For public consumption, Gibbs and others on his staff praise Patten's work ethic and Thrash's toughness. Nobody has a good word for Jacobs. (If you run off the field yelling, "I think I have a concussion," then you probably don't.) If, in private, the Redskins believe that this pair is good enough, then they are wrong. Neither has ever had an 850-yard season. Both are on the wrong side of 30. As third and fourth receivers, they'd be fine, perhaps evoking memories of Ricky Sanders. But that's all. "We know it," said one Redskins source of the gaping need at wide receiver. "Believe me, we know it.".......................
.................So, don't expect to see new formations, new strategies or significantly different play-calling next season. It's just not going to happen. Gibbs will be Gibbs. To find out if that approach to offense is good enough in the current NFL, one thing is essential. Gibbs has assembled his new Hogs and his 1,500-yard running back.
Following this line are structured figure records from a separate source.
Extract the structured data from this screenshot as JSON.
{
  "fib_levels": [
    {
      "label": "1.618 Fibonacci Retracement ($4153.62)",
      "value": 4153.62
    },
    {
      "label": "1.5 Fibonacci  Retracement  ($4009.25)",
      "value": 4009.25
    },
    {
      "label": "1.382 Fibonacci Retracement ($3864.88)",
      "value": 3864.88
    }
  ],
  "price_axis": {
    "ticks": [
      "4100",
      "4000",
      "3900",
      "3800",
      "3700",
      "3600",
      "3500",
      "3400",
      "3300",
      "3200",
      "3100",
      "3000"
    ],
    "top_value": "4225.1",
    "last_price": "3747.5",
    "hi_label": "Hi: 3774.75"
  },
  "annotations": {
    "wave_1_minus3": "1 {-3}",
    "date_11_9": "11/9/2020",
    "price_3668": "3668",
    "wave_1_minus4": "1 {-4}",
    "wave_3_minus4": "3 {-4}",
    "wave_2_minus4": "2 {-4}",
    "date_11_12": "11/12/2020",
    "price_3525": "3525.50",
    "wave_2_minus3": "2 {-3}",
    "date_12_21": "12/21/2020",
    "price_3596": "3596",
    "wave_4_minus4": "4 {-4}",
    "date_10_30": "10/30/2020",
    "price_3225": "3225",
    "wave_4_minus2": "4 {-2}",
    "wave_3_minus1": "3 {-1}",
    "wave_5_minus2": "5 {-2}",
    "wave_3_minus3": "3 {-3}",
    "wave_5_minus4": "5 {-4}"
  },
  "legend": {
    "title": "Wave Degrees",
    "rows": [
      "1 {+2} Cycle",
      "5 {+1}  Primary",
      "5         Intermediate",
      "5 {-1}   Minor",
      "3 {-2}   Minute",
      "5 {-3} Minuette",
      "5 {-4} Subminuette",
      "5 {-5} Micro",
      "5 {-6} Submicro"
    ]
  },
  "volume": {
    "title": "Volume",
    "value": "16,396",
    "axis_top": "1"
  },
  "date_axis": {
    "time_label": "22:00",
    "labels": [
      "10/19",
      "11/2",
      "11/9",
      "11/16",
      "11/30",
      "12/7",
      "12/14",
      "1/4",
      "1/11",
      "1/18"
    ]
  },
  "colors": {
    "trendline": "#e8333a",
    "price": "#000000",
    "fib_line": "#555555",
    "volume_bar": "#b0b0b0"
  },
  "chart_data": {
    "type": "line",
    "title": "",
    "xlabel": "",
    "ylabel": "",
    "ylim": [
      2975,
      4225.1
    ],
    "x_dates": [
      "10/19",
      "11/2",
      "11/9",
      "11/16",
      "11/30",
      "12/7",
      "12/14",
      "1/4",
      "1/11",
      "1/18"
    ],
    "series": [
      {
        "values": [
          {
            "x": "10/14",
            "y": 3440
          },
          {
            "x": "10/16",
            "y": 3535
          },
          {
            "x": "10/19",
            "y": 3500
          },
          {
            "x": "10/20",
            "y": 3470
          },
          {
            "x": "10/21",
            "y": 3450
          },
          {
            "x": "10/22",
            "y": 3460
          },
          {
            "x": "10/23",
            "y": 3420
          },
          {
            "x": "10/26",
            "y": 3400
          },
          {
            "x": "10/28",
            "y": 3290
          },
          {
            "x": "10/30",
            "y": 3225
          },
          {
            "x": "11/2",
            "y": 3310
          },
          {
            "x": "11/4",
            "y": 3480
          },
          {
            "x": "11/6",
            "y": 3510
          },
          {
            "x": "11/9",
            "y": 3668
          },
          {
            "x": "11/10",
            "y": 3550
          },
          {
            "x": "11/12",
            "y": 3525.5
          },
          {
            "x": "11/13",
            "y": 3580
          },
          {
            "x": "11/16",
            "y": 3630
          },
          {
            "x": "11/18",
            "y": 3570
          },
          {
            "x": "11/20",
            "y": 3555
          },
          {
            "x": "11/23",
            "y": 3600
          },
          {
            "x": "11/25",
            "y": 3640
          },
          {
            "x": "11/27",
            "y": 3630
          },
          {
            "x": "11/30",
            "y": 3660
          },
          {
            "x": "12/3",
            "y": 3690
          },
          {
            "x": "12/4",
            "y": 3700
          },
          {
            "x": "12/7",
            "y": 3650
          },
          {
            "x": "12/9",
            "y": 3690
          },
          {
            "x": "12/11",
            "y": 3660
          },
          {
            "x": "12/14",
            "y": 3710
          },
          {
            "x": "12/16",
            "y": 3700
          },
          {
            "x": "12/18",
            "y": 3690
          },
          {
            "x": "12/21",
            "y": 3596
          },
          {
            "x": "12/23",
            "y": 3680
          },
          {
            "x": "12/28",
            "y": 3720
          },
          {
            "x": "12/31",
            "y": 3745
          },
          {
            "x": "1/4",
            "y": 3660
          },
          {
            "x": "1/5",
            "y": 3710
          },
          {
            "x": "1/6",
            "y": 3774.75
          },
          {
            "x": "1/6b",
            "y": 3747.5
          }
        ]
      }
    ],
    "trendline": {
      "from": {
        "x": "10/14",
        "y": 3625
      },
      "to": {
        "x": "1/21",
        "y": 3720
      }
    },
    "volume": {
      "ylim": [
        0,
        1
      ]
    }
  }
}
He has as good a deep receiver in Moss as he's ever coached and in Chris Cooley he may have his best H-back ever. Between Mark Brunell (23 touchdown passes, only 10 interceptions) and the young Campbell, he now has quarterbacks who are comparable to his list of non-Hall-of-Famers in the past.
What Gibbs does not have is a second wide receiver who is even remotely equivalent to the kind of player his system demands. Until that void is corrected, the Redskins probably won't go any further than they did this season. If they do, then Gibbs will have a fair chance to prove that, past the age of 65, he can go all the way to a fifth Super Bowl.